11 Ağustos 2008 Pazartesi

FİRASETLİ OLMAK

FİRASETLİ OLMAK[1]

*SENDEN DAHA ZEKİ İNSANLARI İŞE ALIRSAN, ONLARDAN DAHA ZEKİ OLDUĞUNU İSPAT ETMİŞ OLURSUN. R.G.GRANT

Firaset; Anlayışlılık, çabuk seziş. Zihin uyanıklığı, bir şeyi çabukça anlayış kabiliyeti, bir insanın ahlak ve davranışını yüzünden anlamak halidir. Firasetin bir çeşidi, sebebini anlamadan ve ilham eseri olarak meydana gelen seziştir. Bir kısmı ise çalışmakla elde edilir. Muhtelif huy ve tabiatların bilinmesi neticesinde hasıl olur.[2]

Allahü teâlânın, müminlere ihsân ettiği işlerin iç yüzüne vâkıf olma kuvveti. İnsanların, diğer varlık ve olayların iç yüzünü keşfetme, gelecek hakkında doğru tahminlerde bulunma melekesi anlamında bir terim ve bu konuyu ele alan ilim dalı. Firaset sonradan kazanılan bir özellik olmasının yanında ilham olarak da meydana gelebilir.
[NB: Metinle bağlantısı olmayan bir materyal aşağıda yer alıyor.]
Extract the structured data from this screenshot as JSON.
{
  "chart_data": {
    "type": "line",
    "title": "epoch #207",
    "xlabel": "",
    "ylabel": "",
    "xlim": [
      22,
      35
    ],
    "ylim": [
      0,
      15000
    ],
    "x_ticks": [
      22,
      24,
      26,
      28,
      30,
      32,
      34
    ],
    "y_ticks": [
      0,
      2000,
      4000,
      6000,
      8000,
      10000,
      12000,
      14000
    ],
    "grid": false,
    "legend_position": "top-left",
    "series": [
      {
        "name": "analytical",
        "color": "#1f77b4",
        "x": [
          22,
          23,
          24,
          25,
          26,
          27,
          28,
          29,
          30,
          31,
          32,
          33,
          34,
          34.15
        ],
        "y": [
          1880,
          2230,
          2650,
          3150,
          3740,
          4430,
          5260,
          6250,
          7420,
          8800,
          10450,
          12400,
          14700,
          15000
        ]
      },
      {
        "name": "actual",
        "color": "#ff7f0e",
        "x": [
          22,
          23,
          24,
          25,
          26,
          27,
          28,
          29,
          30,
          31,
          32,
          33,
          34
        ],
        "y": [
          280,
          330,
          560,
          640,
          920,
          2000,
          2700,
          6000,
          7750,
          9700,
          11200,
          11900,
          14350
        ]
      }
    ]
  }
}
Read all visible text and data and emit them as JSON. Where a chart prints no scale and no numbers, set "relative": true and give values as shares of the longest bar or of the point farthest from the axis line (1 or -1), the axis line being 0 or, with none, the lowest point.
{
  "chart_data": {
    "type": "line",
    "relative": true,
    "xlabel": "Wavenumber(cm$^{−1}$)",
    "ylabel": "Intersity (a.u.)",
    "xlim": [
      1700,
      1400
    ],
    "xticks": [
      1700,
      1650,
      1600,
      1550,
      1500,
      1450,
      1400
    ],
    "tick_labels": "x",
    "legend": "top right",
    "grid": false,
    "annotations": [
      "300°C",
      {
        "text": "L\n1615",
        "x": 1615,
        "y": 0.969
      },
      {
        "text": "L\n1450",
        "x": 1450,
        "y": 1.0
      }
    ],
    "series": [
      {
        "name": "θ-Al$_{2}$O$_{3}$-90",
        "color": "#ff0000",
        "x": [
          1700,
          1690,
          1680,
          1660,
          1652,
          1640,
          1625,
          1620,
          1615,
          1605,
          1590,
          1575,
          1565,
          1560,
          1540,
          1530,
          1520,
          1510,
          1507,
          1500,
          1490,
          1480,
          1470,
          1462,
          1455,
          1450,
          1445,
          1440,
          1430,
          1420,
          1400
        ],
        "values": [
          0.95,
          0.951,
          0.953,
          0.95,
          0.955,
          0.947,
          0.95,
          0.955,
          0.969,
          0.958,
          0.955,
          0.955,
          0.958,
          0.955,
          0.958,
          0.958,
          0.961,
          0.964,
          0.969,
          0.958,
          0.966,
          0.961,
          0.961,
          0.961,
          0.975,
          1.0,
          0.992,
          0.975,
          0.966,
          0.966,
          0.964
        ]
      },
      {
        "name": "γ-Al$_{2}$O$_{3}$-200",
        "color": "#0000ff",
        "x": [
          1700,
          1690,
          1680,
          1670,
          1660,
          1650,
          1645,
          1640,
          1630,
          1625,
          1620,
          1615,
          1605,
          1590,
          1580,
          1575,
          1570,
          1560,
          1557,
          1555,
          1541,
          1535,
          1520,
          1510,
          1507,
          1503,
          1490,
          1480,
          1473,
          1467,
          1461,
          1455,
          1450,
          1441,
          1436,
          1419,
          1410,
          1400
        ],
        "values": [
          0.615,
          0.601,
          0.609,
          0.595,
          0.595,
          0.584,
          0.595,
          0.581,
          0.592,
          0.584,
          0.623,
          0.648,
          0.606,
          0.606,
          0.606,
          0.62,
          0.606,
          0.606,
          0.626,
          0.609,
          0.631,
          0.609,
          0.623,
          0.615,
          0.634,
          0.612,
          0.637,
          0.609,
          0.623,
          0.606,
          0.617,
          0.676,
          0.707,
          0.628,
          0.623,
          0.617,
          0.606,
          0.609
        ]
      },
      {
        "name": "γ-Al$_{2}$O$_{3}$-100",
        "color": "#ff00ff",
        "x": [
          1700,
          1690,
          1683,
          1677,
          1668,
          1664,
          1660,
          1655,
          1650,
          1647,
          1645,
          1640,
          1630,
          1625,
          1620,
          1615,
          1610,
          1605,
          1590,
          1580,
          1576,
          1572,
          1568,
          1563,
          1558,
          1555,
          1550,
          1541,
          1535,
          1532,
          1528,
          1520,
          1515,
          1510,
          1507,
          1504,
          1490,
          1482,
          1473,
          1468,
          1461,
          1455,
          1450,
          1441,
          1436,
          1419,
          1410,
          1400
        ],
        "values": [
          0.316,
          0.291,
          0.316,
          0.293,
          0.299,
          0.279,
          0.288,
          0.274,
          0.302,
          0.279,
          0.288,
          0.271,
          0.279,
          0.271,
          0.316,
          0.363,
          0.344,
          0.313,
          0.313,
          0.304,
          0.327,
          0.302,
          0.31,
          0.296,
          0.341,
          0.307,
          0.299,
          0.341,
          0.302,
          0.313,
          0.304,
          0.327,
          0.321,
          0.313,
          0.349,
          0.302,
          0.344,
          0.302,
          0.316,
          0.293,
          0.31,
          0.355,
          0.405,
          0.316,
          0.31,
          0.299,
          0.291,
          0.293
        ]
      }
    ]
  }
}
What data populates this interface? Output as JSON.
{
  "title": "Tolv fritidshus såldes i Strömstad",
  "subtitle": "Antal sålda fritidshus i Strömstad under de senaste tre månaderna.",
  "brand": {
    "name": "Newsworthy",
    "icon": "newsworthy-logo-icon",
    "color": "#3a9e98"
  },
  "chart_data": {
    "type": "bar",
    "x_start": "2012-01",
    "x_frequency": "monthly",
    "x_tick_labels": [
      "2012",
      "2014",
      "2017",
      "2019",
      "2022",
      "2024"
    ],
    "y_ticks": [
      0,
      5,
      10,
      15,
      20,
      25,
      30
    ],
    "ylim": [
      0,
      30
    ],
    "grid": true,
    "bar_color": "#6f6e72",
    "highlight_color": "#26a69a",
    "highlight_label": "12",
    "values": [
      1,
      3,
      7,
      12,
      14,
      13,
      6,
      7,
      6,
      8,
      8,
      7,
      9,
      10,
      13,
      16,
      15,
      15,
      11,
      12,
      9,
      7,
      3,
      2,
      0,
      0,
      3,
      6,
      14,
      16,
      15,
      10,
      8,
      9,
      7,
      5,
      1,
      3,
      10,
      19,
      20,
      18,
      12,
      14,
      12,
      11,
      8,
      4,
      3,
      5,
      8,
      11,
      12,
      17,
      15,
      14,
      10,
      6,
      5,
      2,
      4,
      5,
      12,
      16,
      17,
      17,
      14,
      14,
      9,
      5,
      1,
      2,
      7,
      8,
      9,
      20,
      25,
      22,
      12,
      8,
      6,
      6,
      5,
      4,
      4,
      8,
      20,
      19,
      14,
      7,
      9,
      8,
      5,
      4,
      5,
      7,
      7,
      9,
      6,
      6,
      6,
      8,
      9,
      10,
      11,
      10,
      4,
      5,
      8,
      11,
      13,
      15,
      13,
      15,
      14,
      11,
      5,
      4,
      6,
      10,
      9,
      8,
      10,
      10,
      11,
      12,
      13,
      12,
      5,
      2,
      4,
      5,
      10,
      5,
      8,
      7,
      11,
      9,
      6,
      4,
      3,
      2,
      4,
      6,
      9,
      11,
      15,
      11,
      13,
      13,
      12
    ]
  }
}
Daha geniş anlamda ise akıl ve duyu organlarıyla bilinemeyen. ancak sezgi gücüyle ulaşılan bütün bilgi alanlarını kapsar.

Firaset; Düşüncede tutarlı olmak, bir şeyde düşünerek davranmak ve basiretli hareket etmek, bir şeyin gerçek mahiyetini görebilmek. Bir kişi işlerin iç yüzünü görebildiği, önceden tahmin edip, düşünebilme kabiliyet ve maharetine sahip olduğu müddetçe firasetli sayılır.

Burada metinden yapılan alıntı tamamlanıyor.